In [1]:
%pip install --quiet --upgrade langchain langchain-community langchain-chroma

Note: you may need to restart the kernel to use updated packages.


In [2]:
# LangsSmith API key: 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
%pip install --quiet -U langchain langchain-openai

Note: you may need to restart the kernel to use updated packages.


In [None]:
import os
os.environ['LANGCHAIN_TRACING_V2'] = 'true'
os.environ['LANGCHAIN_ENDPOINT'] = 'https://api.smith.langchain.com'
# set your langchain api key 

In [4]:
# Load Documents
from langchain_community.document_loaders import PyPDFLoader
loader = PyPDFLoader('/Users/gustavo/Developer/RAG-youtube-tutorial/rag-tutorial-v2/data/fig-code-of-points-2025-2028.pdf')
pages = []
async for page in loader.alazy_load():
    pages.append(page)

In [5]:
print(f"{pages[0].metadata}\n")
print(pages[0].page_content)

{'source': '/Users/gustavo/Developer/RAG-youtube-tutorial/rag-tutorial-v2/data/fig-code-of-points-2025-2028.pdf', 'page': 0}

 
Men ’s Artistic Gymnastics – 2025 -2028 Code of Points   Page 1 
   
MEN’S ARTISTIC GYMNASTCS  
Approved by the FIG Executive Committee, on February  2024  
Date of publication:  01st July 2024  CODE OF POINTS  
2025 -2028  


In [6]:
#Split
from langchain.text_splitter import RecursiveCharacterTextSplitter
text_splitter = RecursiveCharacterTextSplitter(chunk_size=1000, chunk_overlap=200)
splits = text_splitter.split_documents(pages)

In [7]:
# Embed and Retreiver setup
from langchain_community.vectorstores import Chroma # ChromaDB will be used for database storage 
from langchain_openai import ChatOpenAI, OpenAIEmbeddings
vectorstore = Chroma.from_documents(documents=splits, embedding=OpenAIEmbeddings())
retriever = vectorstore.as_retriever()


In [8]:
#### Retrieval and generation

# Prompt
from langchain import hub # this is a community hub of prompts for llm
prompt = hub.pull("rlm/rag-prompt")


In [9]:
# LLM
llm = ChatOpenAI(model_name="gpt-4o-mini", temperature=0)


In [10]:
# Post processing
def format_docs(docs):
    return "\n\n".join(doc.page_content for doc in docs)


In [11]:
# Chain
from langchain_core.runnables import RunnablePassthrough
from langchain_core.output_parsers import StrOutputParser
rag_chain = (
{"context": retriever | format_docs, "question": RunnablePassthrough()}
    | prompt
    | llm
    | StrOutputParser()
)

In [12]:
rag_chain.invoke("What should judges wear to competitions?")
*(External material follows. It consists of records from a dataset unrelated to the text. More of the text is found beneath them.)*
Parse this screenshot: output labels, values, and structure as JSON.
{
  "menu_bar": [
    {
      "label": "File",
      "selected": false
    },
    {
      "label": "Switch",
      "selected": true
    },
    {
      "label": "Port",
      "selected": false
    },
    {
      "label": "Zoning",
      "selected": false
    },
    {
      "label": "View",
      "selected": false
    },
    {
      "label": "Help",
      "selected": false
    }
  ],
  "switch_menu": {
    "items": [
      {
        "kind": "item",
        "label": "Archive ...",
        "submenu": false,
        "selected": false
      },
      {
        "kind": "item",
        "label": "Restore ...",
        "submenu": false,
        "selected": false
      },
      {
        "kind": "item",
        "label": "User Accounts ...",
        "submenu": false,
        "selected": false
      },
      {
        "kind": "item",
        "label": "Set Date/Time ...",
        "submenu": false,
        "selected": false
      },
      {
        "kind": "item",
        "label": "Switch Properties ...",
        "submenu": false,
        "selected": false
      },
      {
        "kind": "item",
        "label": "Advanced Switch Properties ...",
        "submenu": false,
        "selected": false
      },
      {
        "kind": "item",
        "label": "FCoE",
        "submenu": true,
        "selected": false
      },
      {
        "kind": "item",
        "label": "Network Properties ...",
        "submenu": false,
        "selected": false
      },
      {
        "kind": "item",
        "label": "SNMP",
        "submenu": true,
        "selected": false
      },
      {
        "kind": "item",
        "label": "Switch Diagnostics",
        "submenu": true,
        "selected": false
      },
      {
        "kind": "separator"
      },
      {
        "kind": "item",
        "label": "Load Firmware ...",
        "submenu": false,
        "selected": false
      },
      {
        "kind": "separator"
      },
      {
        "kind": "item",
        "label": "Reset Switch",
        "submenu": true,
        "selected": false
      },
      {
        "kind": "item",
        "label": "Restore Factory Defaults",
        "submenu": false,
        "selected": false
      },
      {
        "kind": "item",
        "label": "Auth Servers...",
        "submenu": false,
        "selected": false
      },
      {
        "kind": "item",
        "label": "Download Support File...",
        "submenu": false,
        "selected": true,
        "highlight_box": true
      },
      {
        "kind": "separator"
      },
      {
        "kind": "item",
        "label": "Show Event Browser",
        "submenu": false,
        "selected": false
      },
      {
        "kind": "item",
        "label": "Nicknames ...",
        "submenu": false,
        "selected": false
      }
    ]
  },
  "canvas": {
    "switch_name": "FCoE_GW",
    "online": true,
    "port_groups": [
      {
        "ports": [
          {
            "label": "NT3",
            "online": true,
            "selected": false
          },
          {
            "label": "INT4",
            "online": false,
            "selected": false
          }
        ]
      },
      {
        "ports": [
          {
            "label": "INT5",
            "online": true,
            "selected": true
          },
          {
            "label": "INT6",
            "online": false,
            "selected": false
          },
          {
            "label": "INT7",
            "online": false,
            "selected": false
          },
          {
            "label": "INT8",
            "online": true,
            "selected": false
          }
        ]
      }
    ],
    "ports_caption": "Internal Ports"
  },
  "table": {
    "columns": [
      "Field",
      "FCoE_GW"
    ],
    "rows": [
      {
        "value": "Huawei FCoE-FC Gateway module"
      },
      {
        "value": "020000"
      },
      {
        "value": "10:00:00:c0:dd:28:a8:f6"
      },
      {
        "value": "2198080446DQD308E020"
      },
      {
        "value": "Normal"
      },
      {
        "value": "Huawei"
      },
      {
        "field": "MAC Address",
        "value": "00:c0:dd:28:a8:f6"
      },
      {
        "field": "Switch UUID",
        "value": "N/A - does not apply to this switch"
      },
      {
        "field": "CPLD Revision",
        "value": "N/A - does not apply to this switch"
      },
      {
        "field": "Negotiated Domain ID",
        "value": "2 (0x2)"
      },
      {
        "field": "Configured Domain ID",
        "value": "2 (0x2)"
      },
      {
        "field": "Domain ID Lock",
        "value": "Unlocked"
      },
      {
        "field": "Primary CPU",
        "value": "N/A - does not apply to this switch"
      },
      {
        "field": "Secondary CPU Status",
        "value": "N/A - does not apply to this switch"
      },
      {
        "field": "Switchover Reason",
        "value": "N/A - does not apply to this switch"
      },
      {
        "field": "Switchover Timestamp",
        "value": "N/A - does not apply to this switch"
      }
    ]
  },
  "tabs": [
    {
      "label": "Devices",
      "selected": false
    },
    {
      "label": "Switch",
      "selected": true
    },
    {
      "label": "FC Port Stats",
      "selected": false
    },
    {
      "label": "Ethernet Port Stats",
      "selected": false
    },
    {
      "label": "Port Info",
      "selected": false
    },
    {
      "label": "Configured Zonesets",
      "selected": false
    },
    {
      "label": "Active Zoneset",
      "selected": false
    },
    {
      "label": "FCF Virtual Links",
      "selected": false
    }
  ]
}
'Judges should wear the FIG prescribed competition uniform, which consists of a dark blue suit and a white shirt with a tie. In competitions where the uniform is supplied by the Organizing Committee, judges should wear that instead. Additionally, they must maintain a professional appearance throughout the event.'

In [13]:
rag_chain.invoke("How many element groups are there on Pommel horse, and what are they?")

'There are three element groups on the pommel horse, designated as I, II, and III, along with a Dismount Group designated as IV. Gymnasts must include at least one element from each of the three Element Groups in their exercise. The Dismount Group is required to conclude the routine.'

In [14]:
rag_chain.invoke("What element group does a Roth fall into")

'A Roth falls into Element Group III, which includes travel type elements. This group also encompasses other elements like Tong Fei and Wu Guonian.'

In [15]:
rag_chain.invoke("How many cross support travels are allowed during an exercise?")

"A maximum of two cross support travels (forwards and/or backwards) are permitted during an exercise. This rule applies specifically to certain designated travels in men's artistic gymnastics."

In [16]:
rag_chain.invoke("How do you calculate the start value of a routine?")

"To calculate the start value of a routine, begin timing when the gymnast's feet leave the floor. The routine must start in a hang position with straight arms and a vertical body, and any arm bending is only allowed if necessary for the completion of an element. The start value is determined based on the difficulty of the elements performed, as outlined in the Difficulty Tables."

In [17]:
rag_chain.invoke("What is a double front on floor worth?")

"The retrieved context does not provide specific information about the value of a double front on floor. Therefore, I don't know the answer."

In [18]:
rag_chain.invoke("What is a honma straight worth?")

"The context does not provide specific information about the value of a Honma straight. Therefore, I don't know the answer."